Tissue-engineered flexor tendon grafts may allow reconstruction of severe tendon losses. One critical factor is the optimization of cell proliferation and reseeding. Use of growth factors--basic fibroblast growth factor (bFGF), insulin-like growth factor (IGF)-1, and platelet-derived growth factor (PDGF)-BB--may improve culture conditions for human fibroblasts, tenocytes, and adipose-derived stem cells and increase repopulation of a tendon scaffold.

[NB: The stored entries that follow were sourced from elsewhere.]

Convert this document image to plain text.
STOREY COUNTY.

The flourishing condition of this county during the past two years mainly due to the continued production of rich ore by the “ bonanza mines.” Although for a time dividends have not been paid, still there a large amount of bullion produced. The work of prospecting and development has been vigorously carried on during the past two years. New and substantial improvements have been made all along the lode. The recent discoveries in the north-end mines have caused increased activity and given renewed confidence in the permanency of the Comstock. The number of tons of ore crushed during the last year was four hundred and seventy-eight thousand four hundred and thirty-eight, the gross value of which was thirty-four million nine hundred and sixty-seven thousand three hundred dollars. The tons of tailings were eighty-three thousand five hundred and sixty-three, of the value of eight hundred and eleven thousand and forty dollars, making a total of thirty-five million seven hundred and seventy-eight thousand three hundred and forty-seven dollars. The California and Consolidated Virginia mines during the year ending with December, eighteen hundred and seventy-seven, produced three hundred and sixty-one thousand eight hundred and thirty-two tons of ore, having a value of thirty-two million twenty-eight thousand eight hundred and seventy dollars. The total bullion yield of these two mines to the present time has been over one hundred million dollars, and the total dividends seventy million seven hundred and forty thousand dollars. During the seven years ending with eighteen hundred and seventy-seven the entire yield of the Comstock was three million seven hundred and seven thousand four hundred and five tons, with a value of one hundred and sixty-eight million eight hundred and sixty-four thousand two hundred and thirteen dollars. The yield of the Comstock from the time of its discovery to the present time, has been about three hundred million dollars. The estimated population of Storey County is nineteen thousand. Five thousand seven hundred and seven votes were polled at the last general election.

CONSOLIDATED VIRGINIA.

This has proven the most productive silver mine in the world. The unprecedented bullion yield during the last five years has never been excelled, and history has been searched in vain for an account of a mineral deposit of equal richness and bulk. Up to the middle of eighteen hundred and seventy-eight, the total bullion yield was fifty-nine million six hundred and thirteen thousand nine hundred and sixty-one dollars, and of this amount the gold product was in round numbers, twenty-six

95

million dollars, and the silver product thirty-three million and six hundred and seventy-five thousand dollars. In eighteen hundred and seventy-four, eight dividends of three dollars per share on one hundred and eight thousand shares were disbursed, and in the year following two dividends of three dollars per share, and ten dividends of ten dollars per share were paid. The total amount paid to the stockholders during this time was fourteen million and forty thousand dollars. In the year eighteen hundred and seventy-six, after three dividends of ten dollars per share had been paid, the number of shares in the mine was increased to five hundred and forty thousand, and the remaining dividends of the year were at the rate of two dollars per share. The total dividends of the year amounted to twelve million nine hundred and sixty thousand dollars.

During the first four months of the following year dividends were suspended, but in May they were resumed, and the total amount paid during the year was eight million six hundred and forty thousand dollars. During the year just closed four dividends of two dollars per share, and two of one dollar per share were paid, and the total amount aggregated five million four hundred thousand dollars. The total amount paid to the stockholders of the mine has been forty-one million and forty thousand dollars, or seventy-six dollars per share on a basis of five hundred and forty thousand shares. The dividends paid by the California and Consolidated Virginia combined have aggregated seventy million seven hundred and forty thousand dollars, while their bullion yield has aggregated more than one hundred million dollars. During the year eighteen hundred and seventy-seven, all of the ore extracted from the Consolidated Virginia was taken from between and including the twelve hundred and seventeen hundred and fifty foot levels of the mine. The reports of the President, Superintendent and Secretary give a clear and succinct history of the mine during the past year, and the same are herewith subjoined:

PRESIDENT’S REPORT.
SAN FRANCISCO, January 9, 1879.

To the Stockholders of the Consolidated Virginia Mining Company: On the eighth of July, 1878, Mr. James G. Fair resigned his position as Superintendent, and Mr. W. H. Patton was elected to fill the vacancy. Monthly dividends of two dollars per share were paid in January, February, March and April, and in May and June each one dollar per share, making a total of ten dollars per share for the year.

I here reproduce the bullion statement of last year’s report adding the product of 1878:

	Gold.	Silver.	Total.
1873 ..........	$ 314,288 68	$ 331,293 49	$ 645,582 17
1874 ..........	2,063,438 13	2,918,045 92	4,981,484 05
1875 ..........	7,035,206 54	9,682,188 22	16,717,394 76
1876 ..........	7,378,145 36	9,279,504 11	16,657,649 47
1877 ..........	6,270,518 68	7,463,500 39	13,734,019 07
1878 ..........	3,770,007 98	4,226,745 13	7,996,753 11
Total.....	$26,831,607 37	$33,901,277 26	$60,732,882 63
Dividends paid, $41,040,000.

All cell types were plated at a density of 10,000 cells per well and cultured in F12 media supplemented with varying concentrations of bFGF, IGF-1, and PDGF-BB. After 72 hours, cell proliferation was determined using the CellTiter assay. Human flexor tendon segments were acellularized and reseeded in a cell suspension of 5 × 10(5) cells/ml. After 5 days, tendon repopulation was determined using the MTS assay and histology. Statistical significance was determined with analysis of variance and a t test.

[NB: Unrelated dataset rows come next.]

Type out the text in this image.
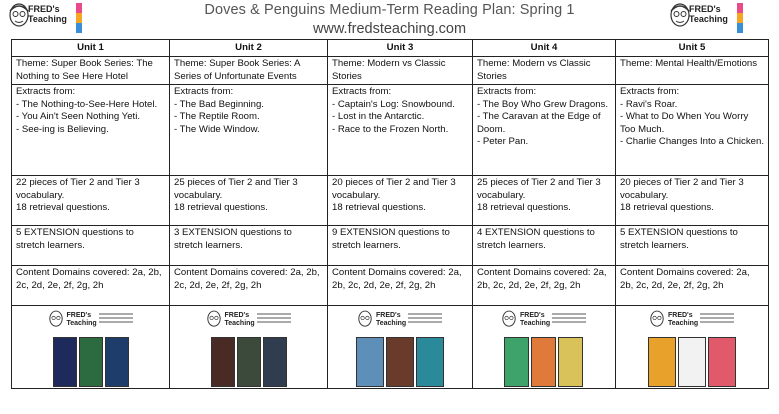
FRED's
Teaching
Doves & Penguins Medium-Term Reading Plan: Spring 1
www.fredsteaching.com
FRED's
Teaching
Unit 1	Unit 2	Unit 3	Unit 4	Unit 5
Theme: Super Book Series: The Nothing to See Here Hotel	Theme: Super Book Series: A Series of Unfortunate Events	Theme: Modern vs Classic Stories	Theme: Modern vs Classic Stories	Theme: Mental Health/Emotions

Extracts from:
- The Nothing-to-See-Here Hotel.
- You Ain't Seen Nothing Yeti.
- See-ing is Believing.	Extracts from:
- The Bad Beginning.
- The Reptile Room.
- The Wide Window.	Extracts from:
- Captain's Log: Snowbound.
- Lost in the Antarctic.
- Race to the Frozen North.	Extracts from:
- The Boy Who Grew Dragons.
- The Caravan at the Edge of Doom.
- Peter Pan.	Extracts from:
- Ravi's Roar.
- What to Do When You Worry Too Much.
- Charlie Changes Into a Chicken.

22 pieces of Tier 2 and Tier 3 vocabulary.
18 retrieval questions.	25 pieces of Tier 2 and Tier 3 vocabulary.
18 retrieval questions.	20 pieces of Tier 2 and Tier 3 vocabulary.
18 retrieval questions.	25 pieces of Tier 2 and Tier 3 vocabulary.
18 retrieval questions.	20 pieces of Tier 2 and Tier 3 vocabulary.
18 retrieval questions.
5 EXTENSION questions to stretch learners.	3 EXTENSION questions to stretch learners.	9 EXTENSION questions to stretch learners.	4 EXTENSION questions to stretch learners.	5 EXTENSION questions to stretch learners.
Content Domains covered: 2a, 2b, 2c, 2d, 2e, 2f, 2g, 2h	Content Domains covered: 2a, 2b, 2c, 2d, 2e, 2f, 2g, 2h	Content Domains covered: 2a, 2b, 2c, 2d, 2e, 2f, 2g, 2h	Content Domains covered: 2a, 2b, 2c, 2d, 2e, 2f, 2g, 2h	Content Domains covered: 2a, 2b, 2c, 2d, 2e, 2f, 2g, 2h

FRED's
Teaching	FRED's
Teaching	FRED's
Teaching	FRED's
Teaching	FRED's
Teaching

For all cell types, there was enhanced proliferation with growth factors. Among single growth factors, PDGF-BB at 50 ng/ml was the most efficient stimulator of proliferation. With multiple growth factors, the optimal concentration was determined to be 5 ng/ml bFGF, 50 ng/ml IGF-1, and 50 ng/ml PDGF-BB (increase when compared with control: fibroblasts, 2.92-fold; tenocytes, 2.3-fold; and adipose-derived stem cells, 2.4-fold; p < 0.05). Tendons reseeded with this optimal combination of growth factors showed improved reseeding compared with the control group (fibroblasts, 2.01-fold; tenocytes, 1.78-fold; and adipose-derived stem cells, 1.76-fold; p < 0.05).

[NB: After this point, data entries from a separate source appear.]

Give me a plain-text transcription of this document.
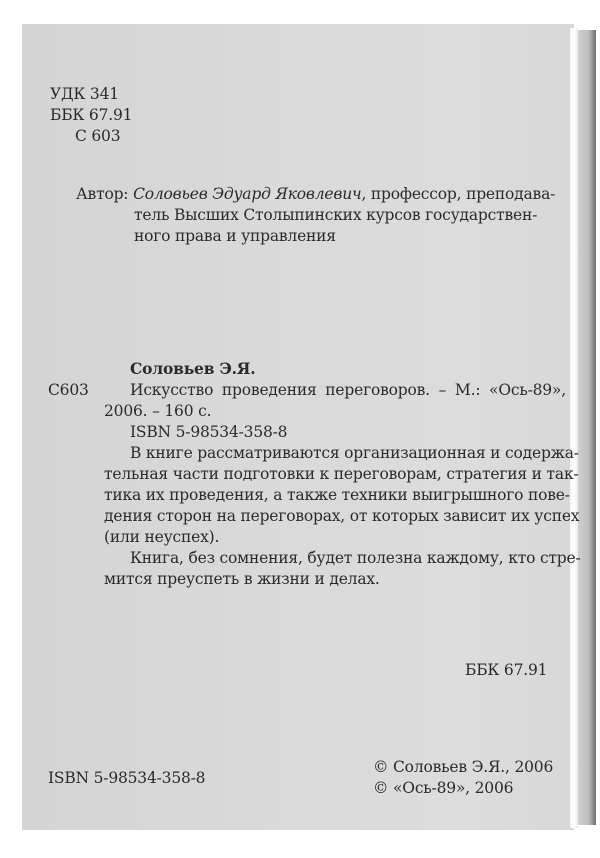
УДК 341
ББК 67.91
С 603
Автор: Соловьев Эдуард Яковлевич, профессор, преподава-
тель Высших Столыпинских курсов государствен-
ного права и управления
Соловьев Э.Я.
С603	Искусство проведения переговоров. – М.: «Ось-89»,
2006. – 160 с.
ISBN 5-98534-358-8
В книге рассматриваются организационная и содержа-
тельная части подготовки к переговорам, стратегия и так-
тика их проведения, а также техники выигрышного пове-
дения сторон на переговорах, от которых зависит их успех
(или неуспех).
Книга, без сомнения, будет полезна каждому, кто стре-
мится преуспеть в жизни и делах.
ББК 67.91
ISBN 5-98534-358-8
© Соловьев Э.Я., 2006
© «Ось-89», 2006
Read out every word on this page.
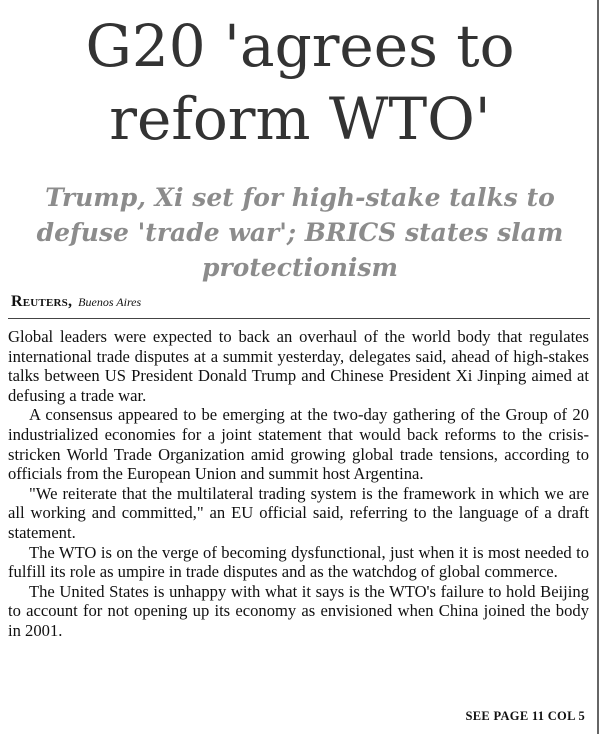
G20 'agrees to reform WTO'
Trump, Xi set for high-stake talks to defuse 'trade war'; BRICS states slam protectionism
Reuters, Buenos Aires

Global leaders were expected to back an overhaul of the world body that regulates international trade disputes at a summit yesterday, delegates said, ahead of high-stakes talks between US President Donald Trump and Chinese President Xi Jinping aimed at defusing a trade war.

A consensus appeared to be emerging at the two-day gathering of the Group of 20 industrialized economies for a joint statement that would back reforms to the crisis-stricken World Trade Organization amid growing global trade tensions, according to officials from the European Union and summit host Argentina.

"We reiterate that the multilateral trading system is the framework in which we are all working and committed," an EU official said, referring to the language of a draft statement.

The WTO is on the verge of becoming dysfunctional, just when it is most needed to fulfill its role as umpire in trade disputes and as the watchdog of global commerce.

The United States is unhappy with what it says is the WTO's failure to hold Beijing to account for not opening up its economy as envisioned when China joined the body in 2001.

SEE PAGE 11 COL 5
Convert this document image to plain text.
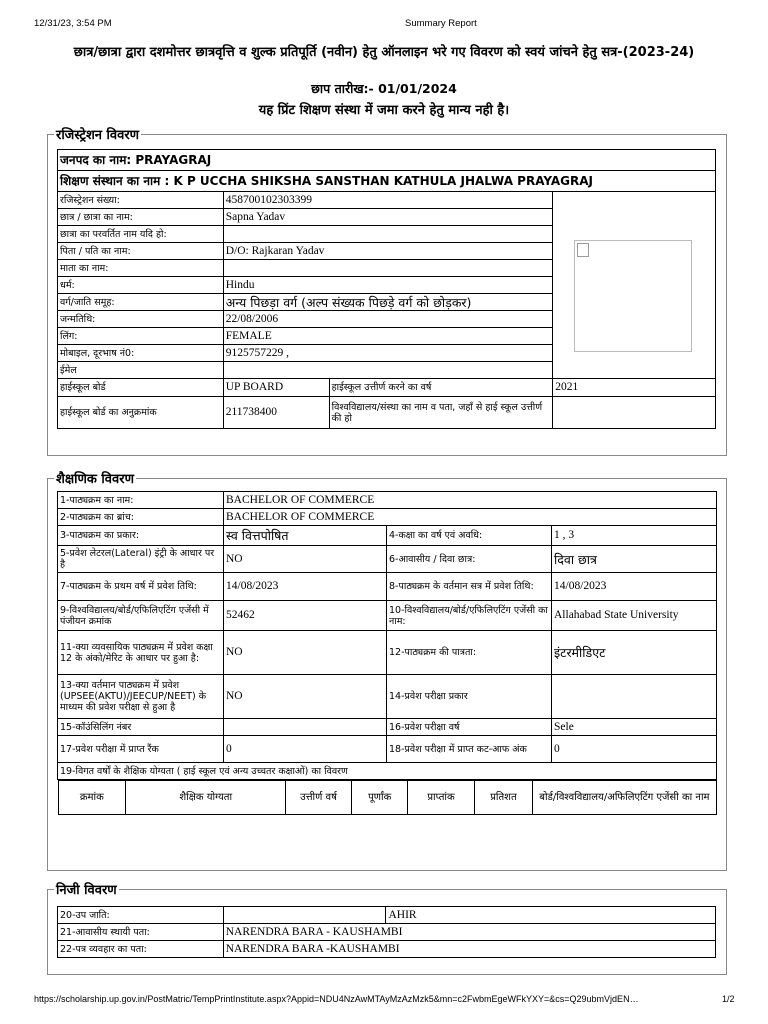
12/31/23, 3:54 PM	Summary Report
छात्र/छात्रा द्वारा दशमोत्तर छात्रवृत्ति व शुल्क प्रतिपूर्ति (नवीन) हेतु ऑनलाइन भरे गए विवरण को स्वयं जांचने हेतु सत्र-(2023-24)
छाप तारीख:- 01/01/2024
यह प्रिंट शिक्षण संस्था में जमा करने हेतु मान्य नही है।
रजिस्ट्रेशन विवरण
जनपद का नाम: PRAYAGRAJ
शिक्षण संस्थान का नाम : K P UCCHA SHIKSHA SANSTHAN KATHULA JHALWA PRAYAGRAJ
रजिस्ट्रेशन संख्या:	458700102303399		
छात्र / छात्रा का नाम:	Sapna Yadav		
छात्रा का परवर्तित नाम यदि हो:			
पिता / पति का नाम:	D/O: Rajkaran Yadav		
माता का नाम:			
धर्म:	Hindu		
वर्ग/जाति समूह:	अन्य पिछड़ा वर्ग (अल्प संख्यक पिछड़े वर्ग को छोड़कर)		
जन्मतिथि:	22/08/2006		
लिंग:	FEMALE		
मोबाइल, दूरभाष नं0:	9125757229 ,		
ईमेल			
हाईस्कूल बोर्ड	UP BOARD	हाईस्कूल उत्तीर्ण करने का वर्ष	2021
हाईस्कूल बोर्ड का अनुक्रमांक	211738400	विश्वविद्यालय/संस्था का नाम व पता, जहाँ से हाई स्कूल उत्तीर्ण की हो	
शैक्षणिक विवरण
1-पाठ्यक्रम का नाम:	BACHELOR OF COMMERCE
2-पाठ्यक्रम का ब्रांच:	BACHELOR OF COMMERCE
3-पाठ्यक्रम का प्रकार:	स्व वित्तपोषित	4-कक्षा का वर्ष एवं अवधि:	1 , 3
5-प्रवेश लेटरल(Lateral) इंट्री के आधार पर है	NO	6-आवासीय / दिवा छात्र:	दिवा छात्र
7-पाठ्यक्रम के प्रथम वर्ष में प्रवेश तिथि:	14/08/2023	8-पाठ्यक्रम के वर्तमान सत्र में प्रवेश तिथि:	14/08/2023
9-विश्वविद्यालय/बोर्ड/एफिलिएटिंग एजेंसी में पंजीयन क्रमांक	52462	10-विश्वविद्यालय/बोर्ड/एफिलिएटिंग एजेंसी का नाम:	Allahabad State University
11-क्या व्यवसायिक पाठ्यक्रम में प्रवेश कक्षा 12 के अंको/मेरिट के आधार पर हुआ है:	NO	12-पाठ्यक्रम की पात्रता:	इंटरमीडिएट
13-क्या वर्तमान पाठ्यक्रम में प्रवेश (UPSEE(AKTU)/JEECUP/NEET) के माध्यम की प्रवेश परीक्षा से हुआ है	NO	14-प्रवेश परीक्षा प्रकार	
15-कॉउंसिलिंग नंबर		16-प्रवेश परीक्षा वर्ष	Sele
17-प्रवेश परीक्षा में प्राप्त रैंक	0	18-प्रवेश परीक्षा में प्राप्त कट-आफ अंक	0
19-विगत वर्षों के शैक्षिक योग्यता ( हाई स्कूल एवं अन्य उच्चतर कक्षाओं) का विवरण

क्रमांक	शैक्षिक योग्यता	उत्तीर्ण वर्ष	पूर्णांक	प्राप्तांक	प्रतिशत	बोर्ड/विश्वविद्यालय/अफिलिएटिंग एजेंसी का नाम
निजी विवरण
20-उप जाति:		AHIR
21-आवासीय स्थायी पता:	NARENDRA BARA - KAUSHAMBI	
22-पत्र व्यवहार का पता:	NARENDRA BARA -KAUSHAMBI	
https://scholarship.up.gov.in/PostMatric/TempPrintInstitute.aspx?Appid=NDU4NzAwMTAyMzAzMzk5&mn=c2FwbmEgeWFkYXY=&cs=Q29ubmVjdEN…	1/2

bFGF, IGF-1, and PDGF-BB can be used to improve cellular proliferation and repopulation of an acellularized scaffold. The use of growth factors may be an important step in the tissue engineering of human flexor tendons.
组织工程化的屈肌腱移植物可用于重建严重的肌腱损失。一个关键因素是优化细胞增殖和再播种。使用生长因子——碱性成纤维细胞生长因子(bFGF)、胰岛素样生长因子(IGF-1)和血小板衍生生长因子(PDGF-BB)——可能改善人成纤维细胞、肌腱细胞和脂肪来源干细胞的培养条件,并增加肌腱支架的再定植。
所有细胞类型均以 10,000 个细胞/孔的密度接种,并在补充有不同浓度 bFGF、IGF-1 和 PDGF-BB 的 F12 培养基中培养。72 小时后,使用 CellTiter 测定法测定细胞增殖。将人屈肌腱段去细胞化并在 5×10(5)个细胞/ml 的细胞悬浮液中重新播种。5 天后,使用 MTS 测定法和组织学测定肌腱再定植。通过方差分析和 t 检验确定统计学意义。
对于所有细胞类型,生长因子均可增强增殖。在单一生长因子中,50ng/ml 的 PDGF-BB 是增殖的最有效刺激物。使用多种生长因子时,确定最佳浓度为 5ng/ml bFGF、50ng/ml IGF-1 和 50ng/ml PDGF-BB(与对照组相比增加:成纤维细胞 2.92 倍;肌腱细胞 2.3 倍;脂肪来源干细胞 2.4 倍;p<0.05)。用这种最佳生长因子组合重新播种的肌腱与对照组相比,再播种得到改善(成纤维细胞 2.01 倍;肌腱细胞 1.78 倍;脂肪来源干细胞 1.76 倍;p<0.05)。
bFGF、IGF-1 和 PDGF-BB 可用于改善去细胞化支架的细胞增殖和再定植。生长因子的使用可能是人类屈肌腱组织工程的重要步骤。